For small businesses, contract disputes can be both costly and disruptive. Whether you delivered a product and your customer didn’t pay or one of your vendors came up short and prevented you from meeting your obligations to your clients, there are contract rights at issue, and you will need to decide what course of action is best for your company.
Should you take legal action? If so, what exactly does that mean?
Considerations for Taking Legal Action Following a Breach of Contract
If you believe that a customer or supplier may have breached its contract with your company, the first course of action is to review your agreement. You will need to answer questions including:
Is it clear that the other party violated the terms of the agreement?
Is it possible that the other party could claim that your company violated the agreement (for example, by missing a deadline or not satisfying service level agreements (SLAs))?
What does your agreement say about dispute resolution (if anything)? Does it require mediation or arbitration? Are you subject to mandatory jurisdiction in another state?

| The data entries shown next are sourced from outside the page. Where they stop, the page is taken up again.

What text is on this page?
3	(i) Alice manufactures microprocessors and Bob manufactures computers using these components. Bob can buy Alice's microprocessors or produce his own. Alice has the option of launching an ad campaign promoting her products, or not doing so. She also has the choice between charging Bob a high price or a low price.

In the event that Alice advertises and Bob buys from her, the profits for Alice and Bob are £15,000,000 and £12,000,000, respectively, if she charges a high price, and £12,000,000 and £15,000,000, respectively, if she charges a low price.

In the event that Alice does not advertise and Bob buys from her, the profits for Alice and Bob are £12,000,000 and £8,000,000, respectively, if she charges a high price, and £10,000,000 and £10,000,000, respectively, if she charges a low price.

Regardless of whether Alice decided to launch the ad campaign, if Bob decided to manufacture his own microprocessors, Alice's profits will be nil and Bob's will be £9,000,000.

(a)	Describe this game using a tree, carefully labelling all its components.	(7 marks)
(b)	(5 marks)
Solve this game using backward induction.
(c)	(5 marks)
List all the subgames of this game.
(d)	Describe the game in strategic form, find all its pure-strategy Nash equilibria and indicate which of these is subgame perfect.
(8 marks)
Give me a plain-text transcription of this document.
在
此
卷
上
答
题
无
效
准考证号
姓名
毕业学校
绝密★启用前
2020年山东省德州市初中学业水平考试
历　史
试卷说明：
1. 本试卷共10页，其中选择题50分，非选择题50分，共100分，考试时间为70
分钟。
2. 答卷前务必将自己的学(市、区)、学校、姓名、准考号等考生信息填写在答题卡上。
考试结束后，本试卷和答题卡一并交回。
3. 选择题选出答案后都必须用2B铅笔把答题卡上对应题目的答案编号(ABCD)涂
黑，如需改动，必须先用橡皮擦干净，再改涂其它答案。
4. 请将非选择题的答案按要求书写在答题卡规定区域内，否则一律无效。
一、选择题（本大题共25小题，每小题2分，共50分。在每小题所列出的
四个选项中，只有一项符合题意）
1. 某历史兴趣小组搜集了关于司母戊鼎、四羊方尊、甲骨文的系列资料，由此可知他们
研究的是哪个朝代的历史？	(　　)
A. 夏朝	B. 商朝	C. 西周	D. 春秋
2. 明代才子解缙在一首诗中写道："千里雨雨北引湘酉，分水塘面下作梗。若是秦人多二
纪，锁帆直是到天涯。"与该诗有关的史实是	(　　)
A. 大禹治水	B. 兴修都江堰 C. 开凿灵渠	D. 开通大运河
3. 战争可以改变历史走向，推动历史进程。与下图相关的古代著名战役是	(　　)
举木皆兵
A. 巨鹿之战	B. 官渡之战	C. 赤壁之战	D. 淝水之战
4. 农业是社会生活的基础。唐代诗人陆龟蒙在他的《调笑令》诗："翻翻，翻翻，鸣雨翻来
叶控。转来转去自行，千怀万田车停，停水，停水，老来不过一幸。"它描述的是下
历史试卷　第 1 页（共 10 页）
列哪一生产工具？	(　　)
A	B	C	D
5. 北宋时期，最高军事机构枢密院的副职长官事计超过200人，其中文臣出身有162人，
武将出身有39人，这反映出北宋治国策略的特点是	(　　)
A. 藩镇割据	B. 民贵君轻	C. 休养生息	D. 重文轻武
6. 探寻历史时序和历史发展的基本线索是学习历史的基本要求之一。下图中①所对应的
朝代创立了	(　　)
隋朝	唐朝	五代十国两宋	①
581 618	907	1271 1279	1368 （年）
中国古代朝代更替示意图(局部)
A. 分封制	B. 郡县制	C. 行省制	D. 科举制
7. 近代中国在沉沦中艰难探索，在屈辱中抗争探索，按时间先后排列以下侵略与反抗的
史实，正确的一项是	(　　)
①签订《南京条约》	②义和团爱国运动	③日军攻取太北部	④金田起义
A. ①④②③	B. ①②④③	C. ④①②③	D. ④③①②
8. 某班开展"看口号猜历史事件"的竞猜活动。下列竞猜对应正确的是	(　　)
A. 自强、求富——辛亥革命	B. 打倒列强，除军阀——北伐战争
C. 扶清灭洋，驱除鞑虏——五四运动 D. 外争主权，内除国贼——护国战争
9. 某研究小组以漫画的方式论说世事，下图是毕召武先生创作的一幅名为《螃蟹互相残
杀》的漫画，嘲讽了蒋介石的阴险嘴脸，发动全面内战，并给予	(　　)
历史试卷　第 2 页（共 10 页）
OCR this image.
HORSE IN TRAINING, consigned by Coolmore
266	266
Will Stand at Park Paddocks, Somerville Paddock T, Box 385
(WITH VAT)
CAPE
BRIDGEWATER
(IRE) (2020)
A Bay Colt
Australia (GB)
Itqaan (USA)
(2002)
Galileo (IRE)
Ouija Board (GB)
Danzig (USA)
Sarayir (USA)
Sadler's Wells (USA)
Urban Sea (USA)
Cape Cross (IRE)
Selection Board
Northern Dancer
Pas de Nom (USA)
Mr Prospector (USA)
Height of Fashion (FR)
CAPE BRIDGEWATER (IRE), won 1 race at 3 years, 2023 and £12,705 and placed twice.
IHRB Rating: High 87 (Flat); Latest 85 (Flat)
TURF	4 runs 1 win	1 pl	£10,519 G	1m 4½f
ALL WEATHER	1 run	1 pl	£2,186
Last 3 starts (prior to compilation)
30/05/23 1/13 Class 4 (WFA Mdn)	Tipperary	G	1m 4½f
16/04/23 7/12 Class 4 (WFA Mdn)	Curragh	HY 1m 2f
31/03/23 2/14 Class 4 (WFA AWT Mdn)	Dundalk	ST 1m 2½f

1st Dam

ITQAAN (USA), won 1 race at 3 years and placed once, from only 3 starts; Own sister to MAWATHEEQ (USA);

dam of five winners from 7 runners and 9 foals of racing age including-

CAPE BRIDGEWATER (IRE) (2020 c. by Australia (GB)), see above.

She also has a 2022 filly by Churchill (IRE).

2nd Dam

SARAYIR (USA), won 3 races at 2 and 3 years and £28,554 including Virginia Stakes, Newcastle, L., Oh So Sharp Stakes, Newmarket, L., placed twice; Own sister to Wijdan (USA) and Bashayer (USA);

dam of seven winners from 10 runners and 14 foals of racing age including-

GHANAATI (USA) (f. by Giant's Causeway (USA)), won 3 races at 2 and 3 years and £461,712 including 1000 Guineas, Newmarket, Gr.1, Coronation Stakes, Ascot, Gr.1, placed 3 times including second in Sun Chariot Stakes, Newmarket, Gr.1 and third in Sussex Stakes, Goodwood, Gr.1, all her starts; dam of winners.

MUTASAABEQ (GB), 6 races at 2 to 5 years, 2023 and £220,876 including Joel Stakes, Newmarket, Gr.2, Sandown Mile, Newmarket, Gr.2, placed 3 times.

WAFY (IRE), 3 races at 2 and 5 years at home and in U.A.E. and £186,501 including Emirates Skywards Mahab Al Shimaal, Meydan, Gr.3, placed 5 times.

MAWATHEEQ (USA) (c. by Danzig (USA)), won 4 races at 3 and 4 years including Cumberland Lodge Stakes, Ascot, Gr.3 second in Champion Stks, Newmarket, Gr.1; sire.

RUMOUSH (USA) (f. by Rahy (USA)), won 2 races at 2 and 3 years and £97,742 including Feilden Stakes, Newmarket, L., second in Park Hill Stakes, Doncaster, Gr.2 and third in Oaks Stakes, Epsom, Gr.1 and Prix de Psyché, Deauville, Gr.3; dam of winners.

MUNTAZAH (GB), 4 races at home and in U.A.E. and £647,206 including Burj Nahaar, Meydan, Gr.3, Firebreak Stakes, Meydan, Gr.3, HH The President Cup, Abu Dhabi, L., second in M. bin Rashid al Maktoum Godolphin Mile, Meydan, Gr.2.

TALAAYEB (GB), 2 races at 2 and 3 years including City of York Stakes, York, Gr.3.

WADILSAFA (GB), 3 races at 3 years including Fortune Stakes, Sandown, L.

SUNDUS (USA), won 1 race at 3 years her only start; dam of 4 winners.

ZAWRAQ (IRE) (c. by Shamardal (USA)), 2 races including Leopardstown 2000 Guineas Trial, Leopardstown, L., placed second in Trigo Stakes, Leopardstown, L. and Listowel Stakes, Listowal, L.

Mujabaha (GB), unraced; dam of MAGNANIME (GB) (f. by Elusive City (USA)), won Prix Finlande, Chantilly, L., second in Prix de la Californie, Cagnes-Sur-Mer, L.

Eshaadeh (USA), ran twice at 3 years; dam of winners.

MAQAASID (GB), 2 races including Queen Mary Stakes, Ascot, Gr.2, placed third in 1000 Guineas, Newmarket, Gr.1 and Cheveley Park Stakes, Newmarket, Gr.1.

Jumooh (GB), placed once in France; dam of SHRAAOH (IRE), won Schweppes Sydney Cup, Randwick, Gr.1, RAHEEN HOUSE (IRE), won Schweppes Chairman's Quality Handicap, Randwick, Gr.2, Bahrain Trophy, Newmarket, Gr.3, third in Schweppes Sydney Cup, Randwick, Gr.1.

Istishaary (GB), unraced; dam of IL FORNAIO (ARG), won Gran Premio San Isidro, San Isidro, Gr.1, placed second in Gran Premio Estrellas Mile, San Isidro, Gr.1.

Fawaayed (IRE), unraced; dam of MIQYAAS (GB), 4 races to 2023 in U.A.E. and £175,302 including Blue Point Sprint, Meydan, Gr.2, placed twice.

What are the potential remedies for the breach (and are there any limitations on those remedies, such as a cap on damages)?
Are there any other terms, such as representations, warranties, or indemnification obligations that could impact your legal dispute?
Based upon your assessment of these and other considerations, you can decide whether you should pursue legal action (which typically begins with sending a formal demand letter), or whether attempting to work things out amicably may present a better alternative.
Common Claims in Contract-Related Business Disputes
With regard to the first question, there are numerous types of contract provisions which, if breached, can lead to legal disputes between businesses. Some of the most common types of claims in breach-of-contract litigation include:
Violation of Payment or Performance Obligations. If you are having trouble getting paid, you may need to pursue legal action for collection. If you paid and your counterparty didn’t perform, you may need to take legal action to recover damages or enforce your counterparty’s performance obligation.
Breach of a Confidentiality, Non-Solicitation or Non-Competition Clause. In many ways, confidentiality, non-solicitation and non-competition clauses are among the most-important provisions in commercial agreements. If another company or individual is using your company’s proprietary information without authorization, you may need to act quickly to prevent irreparable harm.
Breach of Representations or Warranties. If you entered into the agreement based upon representations that turn out to be false, or if your counterparty has breached a warranty regarding its product or service, protecting your business may mean taking your case to court.
While some contract disputes lead to full-blown litigation, it is far more common for parties to come to terms in an out-of-court settlement. Taking legal action does not necessarily mean going to trial; and, when used strategically, initiating legal action can be a cost-effective way to protect your company’s immediate and long-term business interests.